The Kama Sutra (Sanskrit: कामसूत्र), (alternative spellings: Kamasutram or simply Kamasutra), is an ancient Indian text widely considered to be the standard work on love in Sanskrit literature written by the Indian intellectual Vatsyayana. A portion of the work deals with human sexual behavior.
The Kama Sutra is mostly notable of a group of texts known generically as Kama Shastra (Sanskrit: Kāma Śhāstra).
Traditionally, the first transmission of Kama Shastra or “Discipline of Kama” is attributed to Nandi the sacred bull, Shiva’s doorkeeper, who was moved to sacred utterance by overhearing the lovemaking of the god and his wife Parvati and later recorded his utterances for the benefit of mankind.
Historian John Keay says that the Kama Sutra is a compendium that was collected into its present form in the second century CE.
Regarding how the composition became known to the Western world, Burton’s translation says the following in its introduction:
It may be interesting to some persons to learn how it came about that Vatsyayana was first brought to light and translated into the English language. It happened thus.

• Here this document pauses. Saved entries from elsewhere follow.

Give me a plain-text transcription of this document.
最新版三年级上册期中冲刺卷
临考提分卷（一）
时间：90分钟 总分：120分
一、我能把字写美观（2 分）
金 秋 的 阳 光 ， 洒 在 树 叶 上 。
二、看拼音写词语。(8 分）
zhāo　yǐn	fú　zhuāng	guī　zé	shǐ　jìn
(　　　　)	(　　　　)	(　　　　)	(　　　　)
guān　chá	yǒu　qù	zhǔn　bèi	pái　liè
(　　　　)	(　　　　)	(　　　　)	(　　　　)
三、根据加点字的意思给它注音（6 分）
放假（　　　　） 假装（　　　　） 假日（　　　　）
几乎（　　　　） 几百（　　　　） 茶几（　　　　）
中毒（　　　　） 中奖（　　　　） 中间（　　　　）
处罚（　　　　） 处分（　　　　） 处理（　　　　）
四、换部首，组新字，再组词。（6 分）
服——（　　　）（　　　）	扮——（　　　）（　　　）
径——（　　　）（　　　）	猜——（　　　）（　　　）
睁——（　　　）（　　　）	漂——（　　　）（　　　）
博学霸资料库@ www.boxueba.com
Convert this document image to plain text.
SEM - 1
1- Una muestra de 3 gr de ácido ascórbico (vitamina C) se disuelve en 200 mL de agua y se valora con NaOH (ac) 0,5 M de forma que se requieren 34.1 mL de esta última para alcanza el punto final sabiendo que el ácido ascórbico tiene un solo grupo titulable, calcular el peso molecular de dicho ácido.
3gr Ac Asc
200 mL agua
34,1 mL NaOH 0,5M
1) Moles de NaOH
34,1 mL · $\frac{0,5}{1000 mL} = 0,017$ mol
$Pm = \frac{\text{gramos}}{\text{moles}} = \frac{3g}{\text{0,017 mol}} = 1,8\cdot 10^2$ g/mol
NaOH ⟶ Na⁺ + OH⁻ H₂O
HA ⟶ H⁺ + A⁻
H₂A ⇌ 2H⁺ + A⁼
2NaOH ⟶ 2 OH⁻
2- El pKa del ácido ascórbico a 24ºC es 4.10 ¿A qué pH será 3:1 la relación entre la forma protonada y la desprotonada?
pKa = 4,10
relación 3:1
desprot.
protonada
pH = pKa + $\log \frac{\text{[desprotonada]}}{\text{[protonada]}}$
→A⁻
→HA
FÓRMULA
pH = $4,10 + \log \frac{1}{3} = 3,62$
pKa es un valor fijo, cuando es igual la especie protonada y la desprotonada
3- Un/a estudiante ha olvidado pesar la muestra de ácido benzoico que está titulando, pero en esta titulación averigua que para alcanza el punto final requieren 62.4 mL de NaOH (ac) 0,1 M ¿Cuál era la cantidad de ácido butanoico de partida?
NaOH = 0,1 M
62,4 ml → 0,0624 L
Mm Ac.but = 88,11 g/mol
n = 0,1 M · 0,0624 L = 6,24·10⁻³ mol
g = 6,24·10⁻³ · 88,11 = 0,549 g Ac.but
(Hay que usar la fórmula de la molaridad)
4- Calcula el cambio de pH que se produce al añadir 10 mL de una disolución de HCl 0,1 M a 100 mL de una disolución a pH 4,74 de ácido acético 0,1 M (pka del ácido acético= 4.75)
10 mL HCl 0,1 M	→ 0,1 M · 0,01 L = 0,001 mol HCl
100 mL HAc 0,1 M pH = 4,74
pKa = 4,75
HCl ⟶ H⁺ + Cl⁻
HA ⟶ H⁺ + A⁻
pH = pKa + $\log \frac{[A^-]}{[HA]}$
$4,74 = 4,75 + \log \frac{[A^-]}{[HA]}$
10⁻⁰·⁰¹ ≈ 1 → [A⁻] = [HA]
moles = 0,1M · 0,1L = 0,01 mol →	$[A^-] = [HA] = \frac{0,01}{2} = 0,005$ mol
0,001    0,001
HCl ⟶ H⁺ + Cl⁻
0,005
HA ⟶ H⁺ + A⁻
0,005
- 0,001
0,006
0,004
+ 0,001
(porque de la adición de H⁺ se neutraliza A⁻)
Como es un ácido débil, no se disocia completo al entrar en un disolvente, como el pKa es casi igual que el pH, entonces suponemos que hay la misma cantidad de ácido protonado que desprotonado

While translating with the pundits the `Anunga Runga, or the stage of love’, reference was frequently found to be made to one Vatsya. The sage Vatsya was of this opinion, or of that opinion. The sage Vatsya said this, and so on. Naturally questions were asked who the sage was, and the pundits replied that Vatsya was the author of the standard work on love in Sanskrit literature, that no Sanscrit library was complete without his work, and that it was most difficult now to obtain in its entire state.
The copy of the manuscript obtained in Bombay was defective, and so the pundits wrote to Benares, Calcutta and Jaipur for copies of the manuscript from Sanskrit libraries in those places. Copies having been obtained, they were then compared with each other, and with the aid of a Commentary called `Jayamangla’ a revised copy of the entire manuscript was prepared, and from this copy the English translation was made.